Center for Advanced Genocide Research Awards Inaugural Beth and Arthur Lev Student Research Fellowship to Virginia Bullington
Virginia Bullington, a sophomore at USC from Nantucket, Massachusetts majoring in American Studies and Narrative Studies, has been chosen as the first-ever Beth and Arthur Lev Student Research Fellow at the USC Shoah Foundation Center for Advanced Genocide Research.
The Beth and Arthur Lev Student Research Fellowship provides support for one USC undergraduate or graduate student from any discipline who will be conducting research focused on testimonies of the USC Shoah Foundation Visual History Archive (VHA) and/or other related USC resources and collections.

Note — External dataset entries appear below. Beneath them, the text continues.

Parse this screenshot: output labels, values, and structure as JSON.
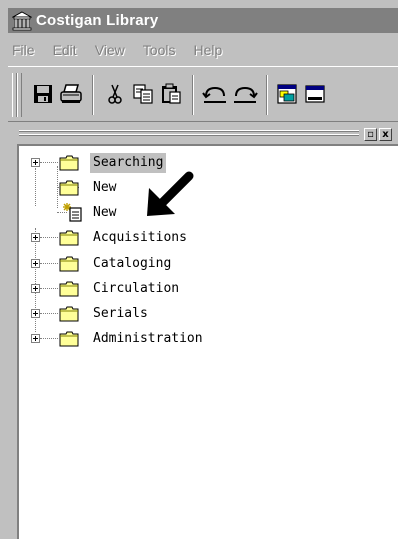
{
  "window": {
    "title": "Costigan Library"
  },
  "menu": [
    {
      "label": "File"
    },
    {
      "label": "Edit"
    },
    {
      "label": "View"
    },
    {
      "label": "Tools"
    },
    {
      "label": "Help"
    }
  ],
  "toolbar": {
    "buttons": [
      {
        "icon": "save-icon"
      },
      {
        "icon": "print-icon"
      },
      {
        "icon": "cut-icon"
      },
      {
        "icon": "copy-icon"
      },
      {
        "icon": "paste-icon"
      },
      {
        "icon": "undo-icon"
      },
      {
        "icon": "redo-icon"
      },
      {
        "icon": "window-icon"
      },
      {
        "icon": "form-icon"
      }
    ]
  },
  "panel": {
    "close_label": "x",
    "restore_label": "▫"
  },
  "tree": {
    "nodes": [
      {
        "label": "Searching",
        "selected": true,
        "expandable": true,
        "icon": "folder-icon"
      },
      {
        "label": "New",
        "expandable": false,
        "icon": "folder-icon"
      },
      {
        "label": "New",
        "expandable": false,
        "icon": "new-document-icon"
      },
      {
        "label": "Acquisitions",
        "expandable": true,
        "icon": "folder-icon"
      },
      {
        "label": "Cataloging",
        "expandable": true,
        "icon": "folder-icon"
      },
      {
        "label": "Circulation",
        "expandable": true,
        "icon": "folder-icon"
      },
      {
        "label": "Serials",
        "expandable": true,
        "icon": "folder-icon"
      },
      {
        "label": "Administration",
        "expandable": true,
        "icon": "folder-icon"
      }
    ]
  },
  "colors": {
    "titlebar": "#808080",
    "chrome": "#c0c0c0",
    "folder": "#ffff99",
    "arrow": "#000000"
  }
}
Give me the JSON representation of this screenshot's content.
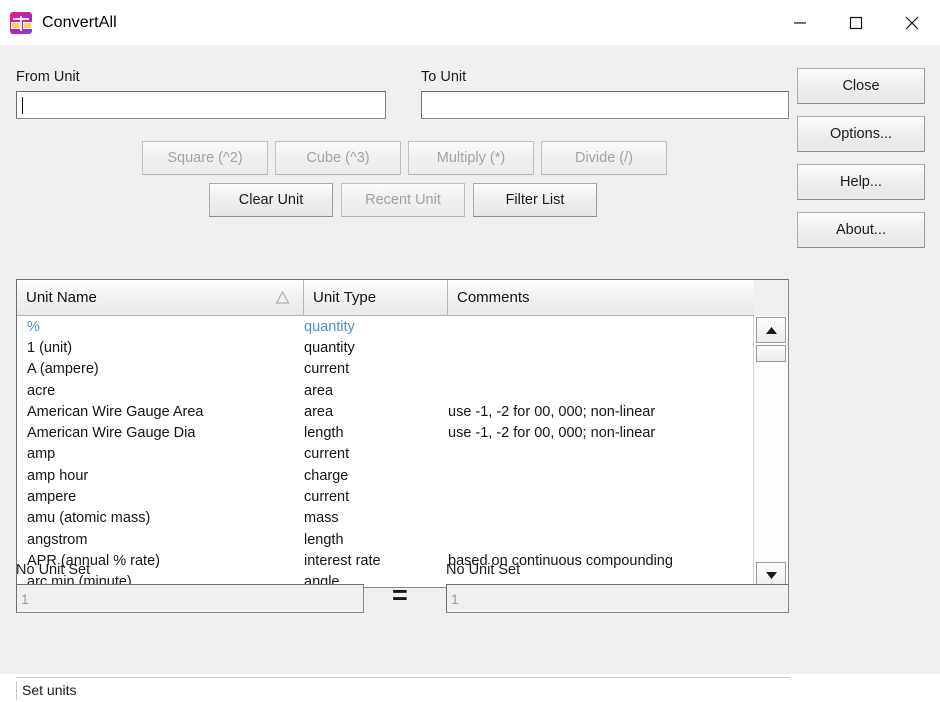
{
  "window": {
    "title": "ConvertAll",
    "icon": "balance-scale-icon",
    "minimize_label": "–",
    "maximize_label": "□",
    "close_label": "✕"
  },
  "from_unit": {
    "label": "From Unit",
    "value": "",
    "placeholder": ""
  },
  "to_unit": {
    "label": "To Unit",
    "value": "",
    "placeholder": ""
  },
  "operator_buttons": [
    {
      "label": "Square (^2)",
      "enabled": false
    },
    {
      "label": "Cube (^3)",
      "enabled": false
    },
    {
      "label": "Multiply (*)",
      "enabled": false
    },
    {
      "label": "Divide (/)",
      "enabled": false
    }
  ],
  "action_buttons": [
    {
      "label": "Clear Unit",
      "enabled": true
    },
    {
      "label": "Recent Unit",
      "enabled": false
    },
    {
      "label": "Filter List",
      "enabled": true
    }
  ],
  "side_buttons": [
    {
      "label": "Close"
    },
    {
      "label": "Options..."
    },
    {
      "label": "Help..."
    },
    {
      "label": "About..."
    }
  ],
  "unit_list": {
    "columns": [
      "Unit Name",
      "Unit Type",
      "Comments"
    ],
    "sort_column": "Unit Name",
    "sort_direction": "ascending",
    "rows": [
      {
        "name": "%",
        "type": "quantity",
        "comment": "",
        "selected": true
      },
      {
        "name": "1  (unit)",
        "type": "quantity",
        "comment": "",
        "selected": false
      },
      {
        "name": "A  (ampere)",
        "type": "current",
        "comment": "",
        "selected": false
      },
      {
        "name": "acre",
        "type": "area",
        "comment": "",
        "selected": false
      },
      {
        "name": "American Wire Gauge Area",
        "type": "area",
        "comment": "use -1, -2 for 00, 000; non-linear",
        "selected": false
      },
      {
        "name": "American Wire Gauge Dia",
        "type": "length",
        "comment": "use -1, -2 for 00, 000; non-linear",
        "selected": false
      },
      {
        "name": "amp",
        "type": "current",
        "comment": "",
        "selected": false
      },
      {
        "name": "amp hour",
        "type": "charge",
        "comment": "",
        "selected": false
      },
      {
        "name": "ampere",
        "type": "current",
        "comment": "",
        "selected": false
      },
      {
        "name": "amu  (atomic mass)",
        "type": "mass",
        "comment": "",
        "selected": false
      },
      {
        "name": "angstrom",
        "type": "length",
        "comment": "",
        "selected": false
      },
      {
        "name": "APR  (annual % rate)",
        "type": "interest rate",
        "comment": "based on continuous compounding",
        "selected": false
      },
      {
        "name": "arc min  (minute)",
        "type": "angle",
        "comment": "",
        "selected": false
      }
    ]
  },
  "result": {
    "from_label": "No Unit Set",
    "to_label": "No Unit Set",
    "from_value": "1",
    "to_value": "1",
    "equals": "="
  },
  "status": {
    "text": "Set units"
  },
  "colors": {
    "selection_text": "#4d8fd6",
    "window_bg": "#f0f0f0",
    "field_bg": "#ffffff",
    "disabled_text": "#a3a3a3"
  }
}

It enables a student research fellow to spend a month in residence at the Center every summer and to deliver a public lecture about his or her research in the following academic year.
As the inaugural recipient of the fellowship, Virginia will be in residence at the Center for a month this summer in order to conduct research in the Visual History Archive, which she will present to the campus community in a public lecture during the 2018-2019 academic year.
During her time at the Center, Virginia will investigate how the cultural attitudes toward victims of sexual violence in post-genocide contexts impact whether or not targeted ethnic groups remain vulnerable after genocide. She is interested in researching how contemporary conceptions of gender, sexuality and sexual violence can serve to further oppress targeted groups even after genocide by controlling collective memory of the events. She plans to utilize survivor testimonies from the Armenian, Rwandan and Guatemalan collections in the VHA to examine the “persistent ways in which genocides can continue to shape a society decades after the official end of conflict.” In addition to the VHA testimonies, Virginia’s research project will engage with literature on genocide’s impact on the institution of the family, the links between violence against women and ethnic violence, and collective memory. Virginia anticipates that this comparative approach will provide insight into the universal nature of sexual violence as a tool of physical and psychological control in genocide, and hopes that her research will “contribute to the broader, current conversation regarding gender equality and violence that we as a university, as a country, and as a human race are having.”
At USC, Virginia is a member of the Thematic Option Honors Program and the Alpha Lambda Theta Honor Society, a recipient of the Presidential Scholarship, and on the Dean’s List. On campus, she is involved with the Trojan Scholar Society, the Environmental Student Assembly and KXSC Radio. She is currently studying abroad in Chile at the Pontifica Universidad de Chile, Universidad Diego Portales, and will return to USC to begin her residency at the Center near the end of July.